Working with Different Data Types

Type Conversion

import numpy as np

# Convert to different types
arr = np.array([1.5, 2.7, 3.2, 4.9])

print(arr.astype(int))        # [1 2 3 4] - truncates
print(arr.astype(float))      # [1.5 2.7 3.2 4.9]
print(arr.astype(str))        # ['1.5' '2.7' '3.2' '4.9']
print(arr.astype(bool))       # [True True True True]

Type Checking

import numpy as np

arr_int = np.array([1, 2, 3])
arr_float = np.array([1.0, 2.0, 3.0])

print(np.issubdtype(arr_int.dtype, np.integer))    # True
print(np.issubdtype(arr_float.dtype, np.floating)) # True
print(np.issubdtype(arr_int.dtype, np.number))   # True

Array vs Python Lists

Performance Comparison

import numpy as np
import time

# Python list
python_list = list(range(1000000))

# NumPy array
numpy_array = np.array(range(1000000))

# Time list operation
start = time.time()
result = [x * 2 for x in python_list]
list_time = time.time() - start

# Time NumPy operation
start = time.time()
result = numpy_array * 2
numpy_time = time.time() - start

print(f"List time: {list_time:.6f} seconds")
print(f"NumPy time: {numpy_time:.6f} seconds")
print(f"NumPy is {list_time/numpy_time:.2f}x faster")

Memory Comparison

import numpy as np
import sys

python_list = [1, 2, 3, 4, 5]
numpy_array = np.array([1, 2, 3, 4, 5])

print(f"Python list size: {sys.getsizeof(python_list)} bytes")
print(f"NumPy array size: {numpy_array.nbytes} bytes")
print(f"NumPy is {sys.getsizeof(python_list) / numpy_array.nbytes:.2f}x more memory efficient")

Practical Examples

Example 1: Basic Statistics

import numpy as np

# Generate random data
data = np.random.normal(100, 15, 1000)  # Mean=100, Std=15, Size=1000

# Calculate statistics
print(f"Mean: {np.mean(data):.2f}")
print(f"Median: {np.median(data):.2f}")
print(f"Standard Deviation: {np.std(data):.2f}")
print(f"Min: {np.min(data):.2f}")
print(f"Max: {np.max(data):.2f}")
print(f"Range: {np.max(data) - np.min(data):.2f}")

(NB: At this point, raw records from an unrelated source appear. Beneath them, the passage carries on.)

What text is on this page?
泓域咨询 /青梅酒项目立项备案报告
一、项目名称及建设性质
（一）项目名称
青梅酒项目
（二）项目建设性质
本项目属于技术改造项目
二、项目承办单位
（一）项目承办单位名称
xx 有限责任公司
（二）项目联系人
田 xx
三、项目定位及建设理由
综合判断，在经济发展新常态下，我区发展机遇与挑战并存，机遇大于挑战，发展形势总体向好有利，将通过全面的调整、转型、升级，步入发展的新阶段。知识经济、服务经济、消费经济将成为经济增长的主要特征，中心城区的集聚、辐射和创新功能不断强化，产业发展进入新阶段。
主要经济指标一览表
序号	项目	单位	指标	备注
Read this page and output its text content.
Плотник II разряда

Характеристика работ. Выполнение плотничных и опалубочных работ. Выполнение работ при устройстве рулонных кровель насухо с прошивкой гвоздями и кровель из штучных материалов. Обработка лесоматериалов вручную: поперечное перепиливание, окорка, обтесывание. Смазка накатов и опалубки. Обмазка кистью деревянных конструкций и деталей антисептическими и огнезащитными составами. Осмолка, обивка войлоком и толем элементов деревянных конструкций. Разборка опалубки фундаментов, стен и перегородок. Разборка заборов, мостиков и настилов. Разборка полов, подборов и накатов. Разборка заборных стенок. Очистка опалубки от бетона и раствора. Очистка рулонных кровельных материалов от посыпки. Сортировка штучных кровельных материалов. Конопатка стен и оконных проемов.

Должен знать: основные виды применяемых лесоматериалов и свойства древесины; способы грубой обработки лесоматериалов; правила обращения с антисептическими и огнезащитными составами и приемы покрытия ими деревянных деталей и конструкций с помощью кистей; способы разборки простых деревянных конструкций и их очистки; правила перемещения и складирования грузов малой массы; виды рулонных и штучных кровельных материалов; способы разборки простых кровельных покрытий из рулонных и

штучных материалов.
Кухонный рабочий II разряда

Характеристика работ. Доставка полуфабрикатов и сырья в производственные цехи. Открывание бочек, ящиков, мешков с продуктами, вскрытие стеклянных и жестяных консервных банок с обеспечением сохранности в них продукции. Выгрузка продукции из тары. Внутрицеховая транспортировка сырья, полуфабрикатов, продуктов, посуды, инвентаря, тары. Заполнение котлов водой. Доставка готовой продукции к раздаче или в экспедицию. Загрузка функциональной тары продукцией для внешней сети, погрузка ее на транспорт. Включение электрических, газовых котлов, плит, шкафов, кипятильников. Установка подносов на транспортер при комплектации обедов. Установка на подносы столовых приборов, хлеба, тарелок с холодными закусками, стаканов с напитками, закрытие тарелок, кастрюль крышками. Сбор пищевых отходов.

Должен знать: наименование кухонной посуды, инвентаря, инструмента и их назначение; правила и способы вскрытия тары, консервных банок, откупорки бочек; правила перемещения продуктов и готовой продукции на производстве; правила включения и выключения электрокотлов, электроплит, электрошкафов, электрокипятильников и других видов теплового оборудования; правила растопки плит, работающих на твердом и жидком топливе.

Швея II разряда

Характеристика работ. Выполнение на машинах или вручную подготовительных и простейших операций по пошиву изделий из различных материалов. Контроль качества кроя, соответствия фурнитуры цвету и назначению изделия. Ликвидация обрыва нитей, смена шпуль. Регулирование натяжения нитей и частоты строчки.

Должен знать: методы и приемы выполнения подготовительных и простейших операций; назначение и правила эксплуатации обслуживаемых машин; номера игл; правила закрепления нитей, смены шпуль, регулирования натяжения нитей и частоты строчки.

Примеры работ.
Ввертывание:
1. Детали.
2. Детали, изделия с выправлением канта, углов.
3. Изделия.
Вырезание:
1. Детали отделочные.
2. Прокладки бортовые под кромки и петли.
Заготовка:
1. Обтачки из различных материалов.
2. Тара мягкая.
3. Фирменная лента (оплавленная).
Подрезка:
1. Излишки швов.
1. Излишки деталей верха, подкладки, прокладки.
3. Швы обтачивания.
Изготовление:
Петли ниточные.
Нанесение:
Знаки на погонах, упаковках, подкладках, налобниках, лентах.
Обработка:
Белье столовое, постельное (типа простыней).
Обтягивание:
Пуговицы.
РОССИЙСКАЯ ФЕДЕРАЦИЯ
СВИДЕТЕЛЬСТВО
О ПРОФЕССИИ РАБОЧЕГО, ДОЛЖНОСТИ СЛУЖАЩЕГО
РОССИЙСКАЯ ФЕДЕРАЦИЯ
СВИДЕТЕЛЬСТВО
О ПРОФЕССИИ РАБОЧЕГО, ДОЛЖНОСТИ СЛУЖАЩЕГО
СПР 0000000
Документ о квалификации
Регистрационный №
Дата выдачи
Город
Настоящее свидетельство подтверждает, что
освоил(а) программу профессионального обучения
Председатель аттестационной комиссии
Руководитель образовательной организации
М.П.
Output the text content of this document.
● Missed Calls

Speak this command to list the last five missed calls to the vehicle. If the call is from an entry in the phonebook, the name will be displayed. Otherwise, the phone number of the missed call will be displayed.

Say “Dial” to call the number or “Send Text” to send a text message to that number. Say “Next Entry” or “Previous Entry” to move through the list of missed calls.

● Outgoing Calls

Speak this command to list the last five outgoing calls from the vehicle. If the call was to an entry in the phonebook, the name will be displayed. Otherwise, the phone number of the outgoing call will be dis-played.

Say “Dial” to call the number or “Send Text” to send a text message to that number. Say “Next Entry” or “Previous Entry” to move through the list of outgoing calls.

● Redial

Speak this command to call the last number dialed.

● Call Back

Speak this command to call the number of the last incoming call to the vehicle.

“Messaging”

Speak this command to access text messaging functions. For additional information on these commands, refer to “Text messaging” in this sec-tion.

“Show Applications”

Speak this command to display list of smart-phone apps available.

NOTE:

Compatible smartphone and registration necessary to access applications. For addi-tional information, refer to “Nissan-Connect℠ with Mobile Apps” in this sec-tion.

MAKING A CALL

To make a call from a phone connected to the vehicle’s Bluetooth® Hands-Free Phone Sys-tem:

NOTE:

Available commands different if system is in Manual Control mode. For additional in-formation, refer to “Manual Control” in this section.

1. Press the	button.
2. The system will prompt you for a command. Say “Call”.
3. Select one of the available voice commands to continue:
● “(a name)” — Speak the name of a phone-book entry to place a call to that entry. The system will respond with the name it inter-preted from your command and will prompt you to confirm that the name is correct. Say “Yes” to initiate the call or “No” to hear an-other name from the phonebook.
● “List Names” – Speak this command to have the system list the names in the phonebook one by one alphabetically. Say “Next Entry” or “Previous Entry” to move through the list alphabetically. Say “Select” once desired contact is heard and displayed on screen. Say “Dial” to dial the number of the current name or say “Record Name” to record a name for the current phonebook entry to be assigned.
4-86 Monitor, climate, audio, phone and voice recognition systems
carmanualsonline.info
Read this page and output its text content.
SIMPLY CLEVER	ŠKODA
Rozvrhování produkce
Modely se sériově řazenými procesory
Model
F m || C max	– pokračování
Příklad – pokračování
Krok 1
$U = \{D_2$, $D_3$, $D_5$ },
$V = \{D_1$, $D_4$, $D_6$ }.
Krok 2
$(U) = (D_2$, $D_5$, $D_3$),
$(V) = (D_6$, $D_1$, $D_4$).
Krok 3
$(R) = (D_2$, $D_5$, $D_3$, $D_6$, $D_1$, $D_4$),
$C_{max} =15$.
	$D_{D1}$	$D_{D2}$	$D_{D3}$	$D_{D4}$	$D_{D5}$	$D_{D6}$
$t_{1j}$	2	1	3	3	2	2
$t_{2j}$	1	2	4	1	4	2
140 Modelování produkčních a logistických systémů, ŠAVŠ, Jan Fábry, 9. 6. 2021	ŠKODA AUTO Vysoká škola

Example 2: Array Manipulation

import numpy as np

# Create matrix
matrix = np.array([[1, 2, 3], [4, 5, 6], [7, 8, 9]])
print("Original matrix:")
print(matrix)

# Transpose
transposed = matrix.T
print("\nTransposed:")
print(transposed)

# Sum along axis
print("\nSum along rows (axis=1):", matrix.sum(axis=1))
print("Sum along columns (axis=0):", matrix.sum(axis=0))

# Mean along axis
print("\nMean along rows:", matrix.mean(axis=1))
print("Mean along columns:", matrix.mean(axis=0))

Example 3: Working with Images (Conceptual)

import numpy as np

# Simulate image data (height, width, channels)
image = np.random.randint(0, 256, size=(100, 100, 3), dtype=np.uint8)

print(f"Image shape: {image.shape}")
print(f"Image dtype: {image.dtype}")

# Convert to grayscale (average RGB channels)
grayscale = image.mean(axis=2).astype(np.uint8)
print(f"Grayscale shape: {grayscale.shape}")

# Brighten image
brightened = np.clip(image * 1.5, 0, 255).astype(np.uint8)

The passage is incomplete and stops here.